Retardation in electron dynamics simulations based on time-dependent density functional theory^★

¹ Laboratoire de Chimie Physique, Université Paris Sud – CNRS. Université Paris Saclay, 15 avenue Jean Perrin, 91405 Orsay Cedex, France
² Department of Chemistry, Centre for Molecular Simulation, Institute for Quantum Science and Technology and Quantum Alberta, University of Calgary, 2500 University Drive N.W., Calgary, Alberta, Canada
³ College of Chemistry and Chemical Engineering, Henan University of Technology, No. 100, Lian Hua Street, High-Tech Development Zone, Zhengzhou 450001, P.R. China

^a e-mail: aurelien.de-la-lande@u-psud.fr

Received: 8 May 2018
Received in final form: 23 July 2018
Published online: 4 December 2018

Abstract

When a molecular system is subjected to an external electric perturbation, originating from an electromagnetic wave or from a charged moving particle (in molecule-ion collisions), the electrons are the first particles to respond, on the attosecond timescale.

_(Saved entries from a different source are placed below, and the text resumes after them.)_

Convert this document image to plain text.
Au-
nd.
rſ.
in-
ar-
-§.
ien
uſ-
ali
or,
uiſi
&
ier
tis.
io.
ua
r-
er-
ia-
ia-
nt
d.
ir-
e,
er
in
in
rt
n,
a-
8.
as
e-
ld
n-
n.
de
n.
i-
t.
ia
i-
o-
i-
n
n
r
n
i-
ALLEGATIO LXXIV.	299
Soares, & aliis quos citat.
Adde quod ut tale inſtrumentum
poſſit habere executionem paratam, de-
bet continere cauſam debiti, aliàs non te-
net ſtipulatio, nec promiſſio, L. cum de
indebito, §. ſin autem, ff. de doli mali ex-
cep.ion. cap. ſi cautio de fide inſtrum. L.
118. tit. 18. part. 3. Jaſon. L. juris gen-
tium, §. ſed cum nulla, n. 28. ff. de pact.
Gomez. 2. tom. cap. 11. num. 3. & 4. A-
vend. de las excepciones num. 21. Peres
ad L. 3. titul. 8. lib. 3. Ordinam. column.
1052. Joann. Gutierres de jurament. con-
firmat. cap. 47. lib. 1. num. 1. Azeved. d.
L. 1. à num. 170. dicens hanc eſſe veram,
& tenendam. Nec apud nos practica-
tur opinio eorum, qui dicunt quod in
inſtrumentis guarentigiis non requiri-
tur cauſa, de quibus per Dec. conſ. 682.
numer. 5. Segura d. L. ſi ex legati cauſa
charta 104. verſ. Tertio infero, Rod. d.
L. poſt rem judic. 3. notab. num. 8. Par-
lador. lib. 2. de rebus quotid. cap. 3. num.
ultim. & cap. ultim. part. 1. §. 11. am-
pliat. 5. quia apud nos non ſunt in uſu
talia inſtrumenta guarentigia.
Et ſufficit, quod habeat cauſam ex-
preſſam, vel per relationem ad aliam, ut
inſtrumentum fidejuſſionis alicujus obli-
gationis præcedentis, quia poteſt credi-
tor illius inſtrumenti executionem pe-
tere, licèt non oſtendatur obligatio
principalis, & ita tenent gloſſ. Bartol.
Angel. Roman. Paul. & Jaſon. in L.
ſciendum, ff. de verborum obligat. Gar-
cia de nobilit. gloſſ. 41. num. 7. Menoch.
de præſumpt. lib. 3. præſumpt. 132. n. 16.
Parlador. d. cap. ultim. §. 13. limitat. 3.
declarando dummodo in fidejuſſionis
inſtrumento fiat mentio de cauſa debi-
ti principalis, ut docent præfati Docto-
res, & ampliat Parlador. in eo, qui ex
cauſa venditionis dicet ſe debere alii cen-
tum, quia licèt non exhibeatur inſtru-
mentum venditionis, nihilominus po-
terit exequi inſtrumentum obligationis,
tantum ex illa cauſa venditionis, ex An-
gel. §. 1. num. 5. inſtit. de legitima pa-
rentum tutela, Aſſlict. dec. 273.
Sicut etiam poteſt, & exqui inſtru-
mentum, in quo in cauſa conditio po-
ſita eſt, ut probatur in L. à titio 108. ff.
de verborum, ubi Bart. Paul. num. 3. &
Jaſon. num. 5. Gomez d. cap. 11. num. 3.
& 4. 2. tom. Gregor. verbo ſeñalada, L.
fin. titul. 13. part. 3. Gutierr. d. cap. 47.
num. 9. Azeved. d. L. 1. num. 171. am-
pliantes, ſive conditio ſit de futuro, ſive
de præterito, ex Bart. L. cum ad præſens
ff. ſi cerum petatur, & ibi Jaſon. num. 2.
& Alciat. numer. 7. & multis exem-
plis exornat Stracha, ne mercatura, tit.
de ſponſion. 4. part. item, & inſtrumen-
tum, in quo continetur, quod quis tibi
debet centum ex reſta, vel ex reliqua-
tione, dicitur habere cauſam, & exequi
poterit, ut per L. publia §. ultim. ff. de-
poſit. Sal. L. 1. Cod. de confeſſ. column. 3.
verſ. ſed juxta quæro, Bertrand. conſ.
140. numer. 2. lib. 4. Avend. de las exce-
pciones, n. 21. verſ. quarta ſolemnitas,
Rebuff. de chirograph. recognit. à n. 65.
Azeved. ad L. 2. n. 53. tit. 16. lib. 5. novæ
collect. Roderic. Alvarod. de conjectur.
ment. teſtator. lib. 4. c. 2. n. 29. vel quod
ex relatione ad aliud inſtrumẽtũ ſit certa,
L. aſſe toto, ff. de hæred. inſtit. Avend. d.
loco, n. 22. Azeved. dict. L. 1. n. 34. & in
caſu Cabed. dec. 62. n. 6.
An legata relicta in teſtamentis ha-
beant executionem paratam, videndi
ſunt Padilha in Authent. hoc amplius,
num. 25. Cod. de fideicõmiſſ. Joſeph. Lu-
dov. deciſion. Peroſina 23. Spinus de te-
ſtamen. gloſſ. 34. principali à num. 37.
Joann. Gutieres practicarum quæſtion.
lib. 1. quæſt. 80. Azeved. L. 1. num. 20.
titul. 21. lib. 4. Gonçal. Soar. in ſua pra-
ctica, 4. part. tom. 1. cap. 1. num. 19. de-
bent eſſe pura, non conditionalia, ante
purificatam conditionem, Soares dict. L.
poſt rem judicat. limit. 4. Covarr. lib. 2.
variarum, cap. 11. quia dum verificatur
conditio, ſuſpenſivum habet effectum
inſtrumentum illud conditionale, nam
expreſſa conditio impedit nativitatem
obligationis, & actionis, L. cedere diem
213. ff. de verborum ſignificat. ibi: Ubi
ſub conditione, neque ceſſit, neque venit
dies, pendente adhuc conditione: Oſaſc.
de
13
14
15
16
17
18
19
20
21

Electron dynamics (ED) can be simulated by so-called real-time time-dependent density functional theory (RT-TDDFT). Within this framework, ED is driven by the electrostatic potential and by exchange-correlation potentials that fluctuate on the attosecond time scale. In vacuum the speed of light approaches 3 Å as⁻¹. Therefore, when simulating ED in extended molecular systems the question of retardation in the propagation of the potentials has to be posed. In this contribution we investigate two types of retardation; the first one deals with retardation in the potential created by a collision with a charged projectile. This is done through the Liénard-Wiechert potential (LWP). The second one deals with retardation in the electrostatic interaction between the time-dependent electron density and its environment, here in the context of hybrid schemes coupling RT-TDDFT to polarizable Molecular Mechanics force fields (MMpol). We found that the latter retardation effects can be safely neglected because of the rapid damping vs. distance of the electric fields created by electrostatic dipole moments. This conclusion is also relevant for methodologies, coupling RT-TDDFT to implicit polarizable continuum models. On the other hand, our results recommend the use of the LWP for modelling molecule-ion collisions by first-principles simulations. Remarkably, ionization takes place on faster time scales when relativistic corrections are introduced even for incident kinetic energies of 0.1 MeV.